The reaction of ethyl acetate with sodium hydroxide, ch3cooc2h5(aq)+naoh(aq)⇌ch3coona(aq)+c2h5oh(aq) is first order in ch3cooc2h5 and first order in naoh. if the concentration of ch3cooc2h5 was increased by half and the concentration of naoh was quadrupled, by what factor would the reaction rate increase? express your answer numerically.

Answer 1

Answer:

The reaction rate will increase by a factor of 6

Rate2 = 6(Rate1)

Explanation:

The given reaction is:

$CH3COOC2H5(aq)+NaOH(aq)\rightleftharpoons CH3COONa(aq)+C2H5OH(aq)$

$Rate = k[CH3COOC2H5]^{m}[NaOH]^{n}$

k = rate constant

m = order w.r.t to $CH3COOC2H5$ = 1

n = order w.r.t to $NaOH$ = 1

Therefore, the initial rate is:

$Rate1 = k[CH3COOC2H5][NaOH]$

It is given that  $[CH3COOC2H5]$ is increased by 1/2. Therefore the new concentration = $[CH3COOC2H5] + \frac{1}{2}[CH3COOC2H5] = 1.5 [CH3COOC2H5]$

It is given that the concentration of  $NaOH$ was quadrupled. Similarly, new concentration of  $NaOH$ is = $4[NaOH]$

Therefore, the new rate is:

$Rate2 = k[1.5CH3COOC2H5][4NaOH]$

$\frac{Rate2}{Rate1} = (1.5)(4)= 6\\\\Rate2 = 6(Rate1)$

Answer 2

This problem involves the rate law of a chemical reaction relates the concentrations or pressures of the reactants with the rate of reaction together with some constant parameters. In this problem, we turn this into a mathematical problem by first assigning variables to the reactants.

Let:

x = concentration of ethyl acetate, [CH3COOC2H5]
y = concentration of sodium hydroxide, [NaOH]

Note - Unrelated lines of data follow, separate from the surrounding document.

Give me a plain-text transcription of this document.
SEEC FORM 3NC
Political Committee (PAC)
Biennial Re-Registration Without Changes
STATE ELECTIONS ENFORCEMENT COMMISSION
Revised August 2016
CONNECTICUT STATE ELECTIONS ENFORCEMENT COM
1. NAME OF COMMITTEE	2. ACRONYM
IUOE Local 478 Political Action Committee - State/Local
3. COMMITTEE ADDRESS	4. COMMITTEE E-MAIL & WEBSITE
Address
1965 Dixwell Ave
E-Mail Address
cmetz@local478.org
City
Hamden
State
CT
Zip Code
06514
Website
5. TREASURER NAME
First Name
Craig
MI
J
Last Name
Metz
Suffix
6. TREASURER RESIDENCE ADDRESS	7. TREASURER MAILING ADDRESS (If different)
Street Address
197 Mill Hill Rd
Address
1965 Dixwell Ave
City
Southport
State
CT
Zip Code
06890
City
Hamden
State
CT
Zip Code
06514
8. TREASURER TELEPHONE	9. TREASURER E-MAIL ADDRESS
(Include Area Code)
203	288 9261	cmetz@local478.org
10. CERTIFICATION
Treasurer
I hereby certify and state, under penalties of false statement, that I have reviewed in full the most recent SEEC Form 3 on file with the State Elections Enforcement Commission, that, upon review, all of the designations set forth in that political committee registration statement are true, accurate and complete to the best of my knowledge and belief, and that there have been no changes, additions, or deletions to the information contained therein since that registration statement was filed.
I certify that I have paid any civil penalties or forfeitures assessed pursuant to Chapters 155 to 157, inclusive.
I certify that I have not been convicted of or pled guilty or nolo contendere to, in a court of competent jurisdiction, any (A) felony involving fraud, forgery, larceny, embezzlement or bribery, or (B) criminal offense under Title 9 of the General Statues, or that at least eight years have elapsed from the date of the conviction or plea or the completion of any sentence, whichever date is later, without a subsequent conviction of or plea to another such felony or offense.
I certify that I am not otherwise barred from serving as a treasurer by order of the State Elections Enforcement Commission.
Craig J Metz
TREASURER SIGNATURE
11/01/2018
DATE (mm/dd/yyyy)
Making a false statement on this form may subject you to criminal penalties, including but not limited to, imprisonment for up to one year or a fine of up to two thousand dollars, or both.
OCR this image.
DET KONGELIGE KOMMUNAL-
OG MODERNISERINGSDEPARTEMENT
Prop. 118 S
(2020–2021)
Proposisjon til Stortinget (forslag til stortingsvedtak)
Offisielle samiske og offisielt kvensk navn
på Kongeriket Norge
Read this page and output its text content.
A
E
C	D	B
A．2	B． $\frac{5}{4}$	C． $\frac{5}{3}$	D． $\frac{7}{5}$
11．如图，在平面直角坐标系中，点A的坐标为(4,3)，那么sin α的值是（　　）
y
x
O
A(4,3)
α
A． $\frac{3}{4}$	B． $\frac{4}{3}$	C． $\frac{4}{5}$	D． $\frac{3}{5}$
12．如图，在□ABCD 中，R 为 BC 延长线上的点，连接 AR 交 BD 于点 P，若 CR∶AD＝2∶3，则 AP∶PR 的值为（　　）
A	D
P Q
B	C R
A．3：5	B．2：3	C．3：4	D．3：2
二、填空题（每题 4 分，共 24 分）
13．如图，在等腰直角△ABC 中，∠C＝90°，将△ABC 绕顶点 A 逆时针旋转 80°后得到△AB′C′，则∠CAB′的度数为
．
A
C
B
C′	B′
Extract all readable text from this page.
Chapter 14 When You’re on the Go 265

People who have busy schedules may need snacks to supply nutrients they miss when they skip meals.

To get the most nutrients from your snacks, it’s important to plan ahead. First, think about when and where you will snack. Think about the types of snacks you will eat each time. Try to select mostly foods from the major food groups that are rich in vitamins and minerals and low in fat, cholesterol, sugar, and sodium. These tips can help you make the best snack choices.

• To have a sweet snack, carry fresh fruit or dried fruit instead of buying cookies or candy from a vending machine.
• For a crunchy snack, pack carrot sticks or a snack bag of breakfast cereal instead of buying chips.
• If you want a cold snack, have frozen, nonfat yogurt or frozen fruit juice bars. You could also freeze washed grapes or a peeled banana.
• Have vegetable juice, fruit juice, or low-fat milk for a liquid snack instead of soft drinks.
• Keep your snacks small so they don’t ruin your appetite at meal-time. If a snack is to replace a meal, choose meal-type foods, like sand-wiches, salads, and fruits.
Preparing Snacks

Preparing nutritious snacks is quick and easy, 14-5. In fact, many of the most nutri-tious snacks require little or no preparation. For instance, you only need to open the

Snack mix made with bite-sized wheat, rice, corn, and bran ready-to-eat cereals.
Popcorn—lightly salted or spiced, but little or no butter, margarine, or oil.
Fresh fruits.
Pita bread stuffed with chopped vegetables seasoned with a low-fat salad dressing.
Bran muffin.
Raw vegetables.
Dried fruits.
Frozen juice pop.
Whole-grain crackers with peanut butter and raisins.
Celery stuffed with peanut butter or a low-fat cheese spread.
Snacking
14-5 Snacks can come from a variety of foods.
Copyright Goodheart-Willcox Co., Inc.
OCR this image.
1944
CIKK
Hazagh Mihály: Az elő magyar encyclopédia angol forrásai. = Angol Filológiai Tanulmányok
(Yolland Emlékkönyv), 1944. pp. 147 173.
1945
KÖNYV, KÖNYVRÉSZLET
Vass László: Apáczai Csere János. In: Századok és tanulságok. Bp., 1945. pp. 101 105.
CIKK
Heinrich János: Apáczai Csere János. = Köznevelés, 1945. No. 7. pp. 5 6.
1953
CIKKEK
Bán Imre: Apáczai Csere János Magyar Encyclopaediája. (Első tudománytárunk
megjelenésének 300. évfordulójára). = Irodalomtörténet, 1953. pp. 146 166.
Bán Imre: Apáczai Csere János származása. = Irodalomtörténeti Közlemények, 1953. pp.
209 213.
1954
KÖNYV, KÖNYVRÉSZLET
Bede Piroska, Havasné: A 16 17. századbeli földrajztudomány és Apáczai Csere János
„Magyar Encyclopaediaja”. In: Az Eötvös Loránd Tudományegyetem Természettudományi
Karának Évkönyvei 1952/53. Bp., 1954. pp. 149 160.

The rate law is then equal to rate = xy since the reaction is first order in both reactants. It was then said that the concentration of ethyl acetate was increased by half and the concentration of NaOH was quadrupled. In mathematical form, this translates to the following expression:

rate = 0.5x*4y = 2xy

Thus, the reaction rate increased by a factor of 2.